Dewasa ini, kesadaran dunia internasional mengenai dampak berbahaya produk tembakau semakin besar. Tidak seperti produk-produk berbahaya lainnya, sampai saat ini eksistensi produk tembakau sangat sulit untuk diregulasi. Hal tersebut terjadi antara lain karena kehadiran industri rokok yang dilematis. Dampak berbahaya rokok yang mengancam kesehatan, ekonomi, sosial dan lingkungan tidak perlu diperdebatkan lagi, namun kenyataan bahwa industri tersebut memberikan kontribusi yang besar melalui pendapatan cukai dan sektor ketenagakerjaanlah yang selalu dijadikan alasan bagi pemerintah RI untuk melindungi industri dari segala bentuk regulasi, termasuk kesepakatan internasional berupa Kerangka Konvensi Pengendalian Tembakau. Poin-poin kesepakatan internasional yang tertuang dalam Framework Convention on Tobacco Control (FCTC) tersebut dikhawatirkan akan mematikan industri rokok, salah satu industri yang masuk dalam paket 10 industri yang harus dikembangkan dalam Rencana Pembangunan Jangka Panjang (RPJP) sampai tahun 2025. Pertanyaan yang timbul adalah, apakah argumen tersebut terbukti? Apakah langkah yang diambil oleh pemerintah RI sudah tepat?

Penulis mencoba melakukan penelitian untuk menjawab pertanyaan-pertanyaan di atas. Penelitian sederhana yang penulis lakukan tidak lain mencoba membuktikan apakah kebijakan yang pemerintah RI tetapkan selama ini, dalam bentuk penetapan cukai dan kebijakan-kebijakan terkait pengendalian tembakau lainnya (periklanan, peringatan kesehatan, kawasan tanpa asap rokok, dan lain sebagainya) sudah efektif meregulasi industri rokok di Indonesia. Hasilnya adalah sebagai berikut:

• Hasil utama yang penulis temukan adalah bahwa penetapan cukai hanya memiliki dampak signifikan dalam mempengaruhi kemampuan perusahaan-perusahaan dalam industri rokok untuk bertahan, namun tidak signifikan terhadap pertumbuhan perusahaan-perusahaan tersebut, ditinjau dari pertumbuhan tenaga kerja, nilai tambah dan produktivitas. Dampak kenaikan cukai yang signifikan terhadap ketahanan perusahaan boleh jadi disebabkan oleh besar cukai yang cenderung overestimated (jauh lebih besar dari yang sebenarnya) dalam penelitian, terkait dengan terbatasnya data mengenai penetapan cukai per perusahaan.

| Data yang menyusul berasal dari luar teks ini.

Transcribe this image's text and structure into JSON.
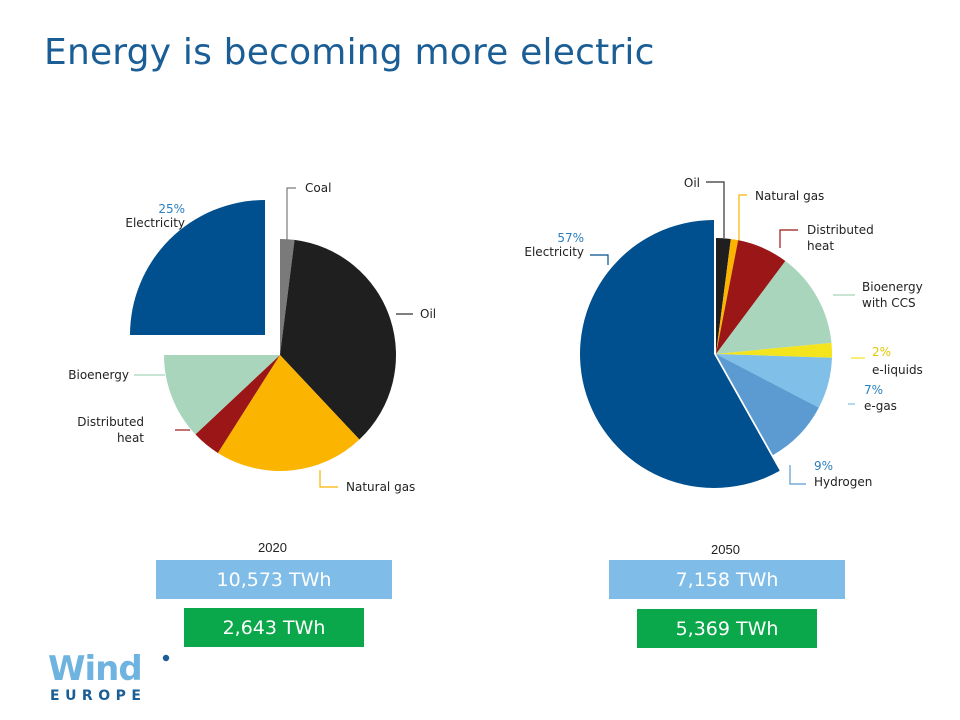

• Selain itu, penelitian tersebut membuktikan bahwa kebijakan-kebijakan lainnya tidak memiliki pengaruh signifikan terhadap pertumbuhan, dan justru memiliki pengaruh positif terhadap kemampuan perusahaan-perusahaan untuk bertahan dalam industri rokok. Sehingga dapat disimpulkan bahwa kebijakan-kebijakan terkait dengan pengendalian tembakau yang ditetapkan oleh pemerintah selama ini tidak memiliki dampak apapun, namun justru memajukan industri.

• Dari tahun ke tahun, ketahanan dan pertumbuhan industri rokok semakin besar, terlihat dari banyaknya perusahaan-perusahaan baru setiap tahunnya, dan tren produksi yang terus meningkat, antisipasi oleh Gabungan Perusahaan Rokok Indonesia bahwa tahun 2008 angka produksi akan menembus 230 milyar batang, atau naik 3% dari tahun lalu..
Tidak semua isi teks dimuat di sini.